文部科学省が昨年12月に全国の大学宛に出した一通の文書が関西の教育関係者の間で波紋を呼んでいる。年内に学力検査を伴う大学入試を行った東京都内の大学を視野に試験期日を定めた実施要項を順守するよう求める内容だが、関西の私大では過去数十年間「公募推薦」という形で年内入試を行っており、「いまさらか」と困惑する。大学全入時代と少子化を背景に、学生確保競争も激化するなか、文科省の〝待った〟に大学側がどう対応するか注目が集まる。
大学入試は大学や高校の関係者で作る実施要項で、「一般選抜」「総合型選抜」「学校推薦型選抜」に大別。
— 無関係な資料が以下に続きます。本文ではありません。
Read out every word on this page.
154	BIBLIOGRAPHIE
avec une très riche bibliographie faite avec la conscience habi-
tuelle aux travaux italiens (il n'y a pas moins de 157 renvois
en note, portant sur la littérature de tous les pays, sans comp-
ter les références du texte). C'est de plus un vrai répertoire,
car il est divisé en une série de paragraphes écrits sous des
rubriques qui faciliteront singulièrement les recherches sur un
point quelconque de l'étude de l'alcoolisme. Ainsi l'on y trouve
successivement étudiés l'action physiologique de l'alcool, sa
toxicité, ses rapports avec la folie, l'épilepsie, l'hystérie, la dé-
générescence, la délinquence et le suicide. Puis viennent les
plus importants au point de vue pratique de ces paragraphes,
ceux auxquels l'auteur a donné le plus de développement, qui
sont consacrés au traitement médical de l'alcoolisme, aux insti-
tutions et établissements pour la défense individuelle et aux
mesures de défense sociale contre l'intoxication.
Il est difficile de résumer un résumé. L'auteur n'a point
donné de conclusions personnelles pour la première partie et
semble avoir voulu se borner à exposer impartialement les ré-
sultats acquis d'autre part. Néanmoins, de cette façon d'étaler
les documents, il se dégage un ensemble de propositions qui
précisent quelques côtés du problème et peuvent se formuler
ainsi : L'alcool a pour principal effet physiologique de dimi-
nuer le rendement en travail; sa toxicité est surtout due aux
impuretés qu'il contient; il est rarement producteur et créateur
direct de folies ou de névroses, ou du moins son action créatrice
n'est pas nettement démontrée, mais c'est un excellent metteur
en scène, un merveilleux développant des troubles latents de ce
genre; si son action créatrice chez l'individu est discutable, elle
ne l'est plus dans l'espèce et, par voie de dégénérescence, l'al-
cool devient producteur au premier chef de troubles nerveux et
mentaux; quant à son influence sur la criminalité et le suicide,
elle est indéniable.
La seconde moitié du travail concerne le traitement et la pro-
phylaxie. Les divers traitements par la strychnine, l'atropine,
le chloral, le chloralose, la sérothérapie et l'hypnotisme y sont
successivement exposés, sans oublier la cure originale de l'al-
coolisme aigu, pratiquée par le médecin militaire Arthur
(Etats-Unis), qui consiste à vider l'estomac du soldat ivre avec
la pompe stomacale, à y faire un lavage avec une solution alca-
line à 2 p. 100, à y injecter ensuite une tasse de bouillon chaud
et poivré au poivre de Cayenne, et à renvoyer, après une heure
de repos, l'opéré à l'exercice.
学力試験を課さない総合型と学校推薦型は、年内に実施する「年内入試」が推奨されている。学力試験の期日は「2月1日から3月25日までの間」と明記。要項の逸脱に罰則などはないが、文科省は順守を求めている。
一方で昨年春以降、東洋大と大東文化大が、学校推薦型選抜に学力試験を含めて実施する方針を明らかにした。文科省は10月に個別に指導したが、両大とも11~12月にかけて試験を実施。このため、文科省が同月24日、文書を公表した。
これに驚いたのが近畿大や京都産業大、龍谷大などこれまで同様の入試を行ってきた近畿の私学関係者だ。
このうち、近畿大では昭和43年度以降、「推薦入試(一般公募)」の名称で学力試験を伴う学校推薦型選抜を行っており、今年度も昨年11月16、17、30日と12月1日に試験を実施、計5万3773人が受験した。
同大広報室によると推薦入試の場合でも学力試験を課すのは「大学が求める基礎学力に達しているか確認するため」と説明。文科省からの通達について、同大の担当者は「よりよい入試制度にするため、しっかり検討していく」と述べるにとどめた。
30年以上同様の入試を続けている別の私大関係者は「いまさらルール違反といわれても困る」と話す。大学に生徒を送り込むある大阪府立高の進路指導担当者も「関西ではもう定着している」と困惑を見せる。
関西の教育関係者にとっては寝耳に水ともいえる今回の指導だが、文科省入試室の担当者は「特にルールを改めたわけではない」と話す。
今回、東洋大と大東文化大の新入試実施を聞きつけた関東の教育関係者からの問い合わせで、問題が発覚。その中で関西の私大でも同様の入試方法が確立していたことが判明したという。同室は「こちらもすべての大学の入試日程を把握しているわけではない」と弁明。来年度の入試日程については協議会で議論すると説明した。担当者は「罰則がないとしても、教育機関なら順守してほしい。守られないのであれば何らかの対応も必要となってくる」と指摘した。